During my ACCU talk, about half the audience really want implicit conversion for T and E in Expected so you can skip typing make_xxx() all the time. The other half want always explicit instantiation so that it is impossible to create an Expected *without* using make_xxx() (BTW, Toronto will be discussing enforcing this for std::expected i.e. to remove all implicit conversion)
A legitimate fork in the road. What I'd do is enable conversion when unambiguous, otherwise require make_expected<T> and make_unpexpected<E>. But that's not what we're talking about here, because make_expected and make_unexpected will be present regardless of the decision to enable implicit conversion or not.
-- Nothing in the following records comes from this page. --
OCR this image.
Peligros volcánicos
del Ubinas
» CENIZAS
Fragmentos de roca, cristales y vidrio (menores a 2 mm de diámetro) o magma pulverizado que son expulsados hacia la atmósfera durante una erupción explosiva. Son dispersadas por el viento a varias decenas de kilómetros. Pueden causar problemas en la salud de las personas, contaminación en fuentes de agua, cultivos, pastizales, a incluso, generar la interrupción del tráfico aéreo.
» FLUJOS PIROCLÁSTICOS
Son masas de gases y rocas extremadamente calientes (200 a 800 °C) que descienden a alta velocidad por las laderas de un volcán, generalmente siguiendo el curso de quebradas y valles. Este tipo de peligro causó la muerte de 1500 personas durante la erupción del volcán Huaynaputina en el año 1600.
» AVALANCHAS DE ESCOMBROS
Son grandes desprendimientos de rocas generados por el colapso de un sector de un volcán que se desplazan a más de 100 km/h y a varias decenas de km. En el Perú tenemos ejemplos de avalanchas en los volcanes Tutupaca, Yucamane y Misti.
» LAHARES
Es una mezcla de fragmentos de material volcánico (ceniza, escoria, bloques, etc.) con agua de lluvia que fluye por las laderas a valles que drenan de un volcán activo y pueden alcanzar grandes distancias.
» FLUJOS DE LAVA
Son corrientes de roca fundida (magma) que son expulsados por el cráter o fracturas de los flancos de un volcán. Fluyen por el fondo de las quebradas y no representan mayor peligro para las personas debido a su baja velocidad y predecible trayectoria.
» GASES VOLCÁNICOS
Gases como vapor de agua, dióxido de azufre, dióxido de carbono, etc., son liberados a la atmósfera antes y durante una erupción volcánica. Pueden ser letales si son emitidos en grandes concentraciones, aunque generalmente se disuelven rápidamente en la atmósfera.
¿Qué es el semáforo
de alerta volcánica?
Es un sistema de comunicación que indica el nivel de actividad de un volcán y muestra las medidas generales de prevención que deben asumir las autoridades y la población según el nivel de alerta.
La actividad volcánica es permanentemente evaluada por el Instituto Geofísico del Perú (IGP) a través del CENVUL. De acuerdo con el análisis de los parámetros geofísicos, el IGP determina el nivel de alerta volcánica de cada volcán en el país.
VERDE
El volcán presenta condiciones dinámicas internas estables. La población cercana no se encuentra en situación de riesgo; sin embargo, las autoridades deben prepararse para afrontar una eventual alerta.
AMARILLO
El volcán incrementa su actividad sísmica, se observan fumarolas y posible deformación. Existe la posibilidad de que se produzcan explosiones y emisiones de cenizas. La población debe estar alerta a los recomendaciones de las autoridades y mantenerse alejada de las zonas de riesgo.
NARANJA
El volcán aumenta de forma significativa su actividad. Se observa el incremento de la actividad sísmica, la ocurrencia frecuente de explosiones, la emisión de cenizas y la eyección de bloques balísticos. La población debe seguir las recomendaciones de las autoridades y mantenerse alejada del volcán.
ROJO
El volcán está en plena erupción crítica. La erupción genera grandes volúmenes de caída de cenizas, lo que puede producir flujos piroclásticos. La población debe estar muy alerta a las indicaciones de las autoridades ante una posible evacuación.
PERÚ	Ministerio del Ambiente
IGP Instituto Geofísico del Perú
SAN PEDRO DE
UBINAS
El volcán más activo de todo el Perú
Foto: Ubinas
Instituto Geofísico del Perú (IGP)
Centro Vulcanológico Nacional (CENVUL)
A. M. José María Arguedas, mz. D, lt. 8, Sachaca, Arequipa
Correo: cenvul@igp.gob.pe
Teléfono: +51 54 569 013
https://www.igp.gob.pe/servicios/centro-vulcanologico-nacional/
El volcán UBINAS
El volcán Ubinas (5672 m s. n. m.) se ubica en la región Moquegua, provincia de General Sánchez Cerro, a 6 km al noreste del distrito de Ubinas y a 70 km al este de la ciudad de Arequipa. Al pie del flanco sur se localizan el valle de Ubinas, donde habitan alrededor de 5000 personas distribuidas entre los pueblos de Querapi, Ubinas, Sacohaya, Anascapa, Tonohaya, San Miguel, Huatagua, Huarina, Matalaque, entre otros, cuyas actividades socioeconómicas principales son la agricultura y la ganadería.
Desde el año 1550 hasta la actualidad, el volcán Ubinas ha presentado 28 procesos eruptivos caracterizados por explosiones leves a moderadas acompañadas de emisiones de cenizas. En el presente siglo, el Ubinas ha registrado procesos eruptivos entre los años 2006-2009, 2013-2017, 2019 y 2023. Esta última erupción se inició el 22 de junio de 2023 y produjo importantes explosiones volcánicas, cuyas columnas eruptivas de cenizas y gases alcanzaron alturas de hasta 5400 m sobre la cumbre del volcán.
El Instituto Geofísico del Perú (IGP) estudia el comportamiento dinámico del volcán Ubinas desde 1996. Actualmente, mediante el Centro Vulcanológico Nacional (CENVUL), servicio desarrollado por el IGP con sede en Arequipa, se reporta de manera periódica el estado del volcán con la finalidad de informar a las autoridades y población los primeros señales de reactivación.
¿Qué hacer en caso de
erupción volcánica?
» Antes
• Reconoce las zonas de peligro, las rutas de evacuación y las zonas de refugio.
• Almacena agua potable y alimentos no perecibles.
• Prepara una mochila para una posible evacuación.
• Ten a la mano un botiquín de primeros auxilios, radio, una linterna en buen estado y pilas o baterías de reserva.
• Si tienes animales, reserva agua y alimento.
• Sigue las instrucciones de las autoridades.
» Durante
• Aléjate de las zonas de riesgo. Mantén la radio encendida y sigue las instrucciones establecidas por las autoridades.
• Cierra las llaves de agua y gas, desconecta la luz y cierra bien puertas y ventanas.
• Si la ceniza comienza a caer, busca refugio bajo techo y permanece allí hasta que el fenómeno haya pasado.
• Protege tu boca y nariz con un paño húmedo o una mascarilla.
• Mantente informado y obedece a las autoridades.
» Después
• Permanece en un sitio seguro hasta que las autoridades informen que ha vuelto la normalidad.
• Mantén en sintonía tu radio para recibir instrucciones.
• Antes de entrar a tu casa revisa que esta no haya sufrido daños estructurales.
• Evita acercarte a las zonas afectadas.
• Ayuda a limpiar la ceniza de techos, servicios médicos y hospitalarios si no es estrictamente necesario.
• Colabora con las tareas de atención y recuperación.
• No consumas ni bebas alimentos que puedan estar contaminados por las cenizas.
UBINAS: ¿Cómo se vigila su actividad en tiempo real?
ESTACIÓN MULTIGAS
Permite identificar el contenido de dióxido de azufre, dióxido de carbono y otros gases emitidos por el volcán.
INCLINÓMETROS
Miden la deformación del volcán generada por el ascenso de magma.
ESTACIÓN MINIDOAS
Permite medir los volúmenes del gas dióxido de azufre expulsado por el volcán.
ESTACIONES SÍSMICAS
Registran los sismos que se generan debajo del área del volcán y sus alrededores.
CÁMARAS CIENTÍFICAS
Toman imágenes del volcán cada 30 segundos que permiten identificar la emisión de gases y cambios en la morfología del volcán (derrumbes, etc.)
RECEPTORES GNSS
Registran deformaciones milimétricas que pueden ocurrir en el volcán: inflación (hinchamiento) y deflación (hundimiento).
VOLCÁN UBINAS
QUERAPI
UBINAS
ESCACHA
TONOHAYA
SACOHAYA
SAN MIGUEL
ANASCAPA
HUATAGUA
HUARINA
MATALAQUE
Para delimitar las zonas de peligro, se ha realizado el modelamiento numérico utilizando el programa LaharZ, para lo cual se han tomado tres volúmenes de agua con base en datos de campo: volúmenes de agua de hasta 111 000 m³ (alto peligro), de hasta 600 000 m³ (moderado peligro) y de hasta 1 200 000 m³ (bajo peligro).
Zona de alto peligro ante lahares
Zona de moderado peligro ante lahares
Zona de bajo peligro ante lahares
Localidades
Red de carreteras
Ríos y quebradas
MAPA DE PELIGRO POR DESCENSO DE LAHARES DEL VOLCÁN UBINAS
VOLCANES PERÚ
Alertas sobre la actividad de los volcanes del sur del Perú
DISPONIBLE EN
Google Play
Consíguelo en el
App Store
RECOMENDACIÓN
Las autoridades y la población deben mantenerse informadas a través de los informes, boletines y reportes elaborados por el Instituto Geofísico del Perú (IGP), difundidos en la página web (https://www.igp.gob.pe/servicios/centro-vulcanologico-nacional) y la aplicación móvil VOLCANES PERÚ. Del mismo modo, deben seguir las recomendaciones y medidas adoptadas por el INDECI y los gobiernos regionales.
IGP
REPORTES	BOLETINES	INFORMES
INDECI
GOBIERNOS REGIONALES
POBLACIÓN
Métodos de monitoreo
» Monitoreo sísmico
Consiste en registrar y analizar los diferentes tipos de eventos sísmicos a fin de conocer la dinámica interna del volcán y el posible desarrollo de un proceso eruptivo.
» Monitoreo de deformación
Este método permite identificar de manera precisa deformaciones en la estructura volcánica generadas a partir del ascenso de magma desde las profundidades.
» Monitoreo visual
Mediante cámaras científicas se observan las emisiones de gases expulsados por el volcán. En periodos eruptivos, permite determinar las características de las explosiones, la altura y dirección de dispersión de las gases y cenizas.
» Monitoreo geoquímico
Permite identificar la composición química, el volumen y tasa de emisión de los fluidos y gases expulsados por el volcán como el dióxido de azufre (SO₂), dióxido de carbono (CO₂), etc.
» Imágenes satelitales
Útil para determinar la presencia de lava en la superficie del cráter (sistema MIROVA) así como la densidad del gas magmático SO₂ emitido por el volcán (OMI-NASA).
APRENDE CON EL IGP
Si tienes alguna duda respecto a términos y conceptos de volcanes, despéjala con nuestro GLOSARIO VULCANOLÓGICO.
Another defect in Expected in my opinion is having value return semantics for .value_or(). You'll note Outcome's Expected has reference return semantics for .value_or() which is a deviation.
I don't care for the pervasive &/&&/const&/const&& duplication (fourplication) very much myself, would return by value everywhere, but that's a matter of taste. Follows from the philosophy to provide the simple thing first, then complicate if need arises.